Maharaj did not comment about his termination however in an interview with CNN earlier this year Maharaj pointed to the recent hiring of investigative journalists and the new digital extensions as evidence of the LA Times’ ambitions.

“We have to keep the print product vibrant, because it also provides most of the revenue right now,” he told CNN.

Jim Kirk, the former top editor of the Chicago Sun-Times, will be replacing Maharaj as an interim executive editor while the company will start looking for another one.

Ross Levinsohn, the former Yahoo and Fox Interactive Media executive will take over the position of publisher.

Levinsohn told CNNMoney that he will try to position the Los Angeles Times for “sustainable, long-term growth.”

“We’re in a moment where the need for the L.A. Times — for journalism, for facts and for reporting — has never been greater, and I see so much potential to grow our impact,” Levinsohn said adding that he wants to invest more into “groundbreaking journalism” about entertainment, art, tech, climate change and other subject matter.

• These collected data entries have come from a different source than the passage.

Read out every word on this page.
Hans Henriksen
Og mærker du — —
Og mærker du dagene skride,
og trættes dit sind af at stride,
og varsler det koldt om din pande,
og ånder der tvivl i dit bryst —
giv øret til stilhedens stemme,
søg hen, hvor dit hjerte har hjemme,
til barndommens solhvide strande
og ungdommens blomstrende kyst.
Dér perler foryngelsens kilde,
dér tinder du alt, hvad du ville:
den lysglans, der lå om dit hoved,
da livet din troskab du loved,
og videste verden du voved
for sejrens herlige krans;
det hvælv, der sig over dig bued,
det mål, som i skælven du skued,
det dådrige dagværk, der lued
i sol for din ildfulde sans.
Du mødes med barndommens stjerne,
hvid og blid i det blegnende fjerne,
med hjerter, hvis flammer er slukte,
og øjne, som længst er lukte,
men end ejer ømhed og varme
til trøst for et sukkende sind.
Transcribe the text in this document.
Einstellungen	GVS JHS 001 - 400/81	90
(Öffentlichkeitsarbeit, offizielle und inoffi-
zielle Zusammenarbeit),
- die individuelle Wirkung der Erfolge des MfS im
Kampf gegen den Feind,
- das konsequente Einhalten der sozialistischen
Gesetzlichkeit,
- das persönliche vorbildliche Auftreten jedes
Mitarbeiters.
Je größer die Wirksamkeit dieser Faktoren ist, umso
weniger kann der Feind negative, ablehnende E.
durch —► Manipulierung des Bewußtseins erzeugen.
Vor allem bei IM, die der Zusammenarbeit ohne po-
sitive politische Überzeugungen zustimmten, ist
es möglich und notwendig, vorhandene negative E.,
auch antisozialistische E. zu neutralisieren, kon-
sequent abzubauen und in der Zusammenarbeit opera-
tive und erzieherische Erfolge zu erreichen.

Justin Dearborn, the CEO of Tronc, holding company of the LA Times, told Poynter that the firings were necessary to give Levinsohn an opportunity to bring in leaders that support his vision for the Los Angeles Times.

“We don’t do it lightly, but he’s got to build a team with a digital-first mindset to maintain the integrity of the great journalism that we do here,” Dearborn said.

“My focus is pretty simple. This in my mind, is the most important time to be in the news business. The Los Angeles Times has incredible journalists, and there’s never been a more important time to produce incredible journalism and get it out on all these platforms,” Levinsohn told Poynter.